El anuncio oficial fue realizado por el presidente estadounidense Donald Trump, quien calificó la operación como “quirúrgica y de gran escala”. En el mismo operativo también fue detenida su esposa, Cilia Flores, y ambos fueron trasladados bajo custodia hacia territorio estadounidense.
Posteriormente, se confirmó su llegada a Nueva York, donde enfrentarán cargos federales relacionados con narcotráfico, narcoterrorismo y violaciones a derechos humanos.
La captura de Maduro se produjo tras meses de tensiones internacionales y denuncias sobre la crisis institucional en Venezuela. Según reportes, el operativo incluyó ataques aéreos coordinados en distintos puntos de la capital y fue parte de la denominada “Operación Resolución Absoluta”, cuyo objetivo era detener al mandatario por presuntos vínculos con el crimen organizado.
La noticia generó una inmediata reacción en la región. Gobiernos latinoamericanos y organismos internacionales expresaron preocupación por las implicaciones de la intervención militar y por el precedente que sienta en materia de soberanía. “El no hacerlo implica aceptar que la comunidad internacional no conozca más ley que la de la jungla y la imposición del más fuerte”, señalaron voces críticas desde distintos países.

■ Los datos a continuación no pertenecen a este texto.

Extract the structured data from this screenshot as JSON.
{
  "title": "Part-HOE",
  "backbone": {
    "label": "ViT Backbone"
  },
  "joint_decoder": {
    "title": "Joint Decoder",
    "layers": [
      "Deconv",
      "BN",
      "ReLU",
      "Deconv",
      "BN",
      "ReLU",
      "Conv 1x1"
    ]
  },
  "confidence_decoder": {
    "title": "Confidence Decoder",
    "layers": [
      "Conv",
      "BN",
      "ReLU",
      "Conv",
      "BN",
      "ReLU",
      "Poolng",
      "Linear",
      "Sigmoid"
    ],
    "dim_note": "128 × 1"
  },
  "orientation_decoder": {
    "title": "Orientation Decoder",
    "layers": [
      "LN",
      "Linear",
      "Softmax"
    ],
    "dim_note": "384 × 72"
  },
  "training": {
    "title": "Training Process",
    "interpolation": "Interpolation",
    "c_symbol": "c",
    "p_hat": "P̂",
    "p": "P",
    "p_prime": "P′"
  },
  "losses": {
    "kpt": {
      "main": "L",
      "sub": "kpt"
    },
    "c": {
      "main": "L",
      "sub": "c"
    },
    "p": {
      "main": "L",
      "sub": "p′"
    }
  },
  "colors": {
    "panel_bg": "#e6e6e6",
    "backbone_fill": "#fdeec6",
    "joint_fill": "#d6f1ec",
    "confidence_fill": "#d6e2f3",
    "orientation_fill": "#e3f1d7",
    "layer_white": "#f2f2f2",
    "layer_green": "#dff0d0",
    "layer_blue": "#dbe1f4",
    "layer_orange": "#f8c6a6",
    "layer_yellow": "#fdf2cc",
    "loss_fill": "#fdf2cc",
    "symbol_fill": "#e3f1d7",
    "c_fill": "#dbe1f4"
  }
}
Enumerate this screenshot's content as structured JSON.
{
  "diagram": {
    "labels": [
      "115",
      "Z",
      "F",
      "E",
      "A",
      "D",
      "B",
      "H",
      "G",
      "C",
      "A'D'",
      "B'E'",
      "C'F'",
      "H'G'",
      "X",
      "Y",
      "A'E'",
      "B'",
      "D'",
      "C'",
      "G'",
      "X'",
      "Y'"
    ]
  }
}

En Venezuela, la captura provocó un ambiente de incertidumbre. Mientras algunos sectores celebraron el fin del régimen, otros denunciaron la acción como una violación del derecho internacional. La situación derivó en llamados urgentes a la ONU y a la OEA para discutir las consecuencias de la operación y evaluar mecanismos de estabilización regional.
Con la detención de Nicolás Maduro, se abre un nuevo capítulo en la historia política de Venezuela y en las relaciones internacionales del continente. El futuro inmediato del país dependerá de las decisiones que adopten tanto la comunidad internacional como las instituciones venezolanas frente a un escenario inédito en la región.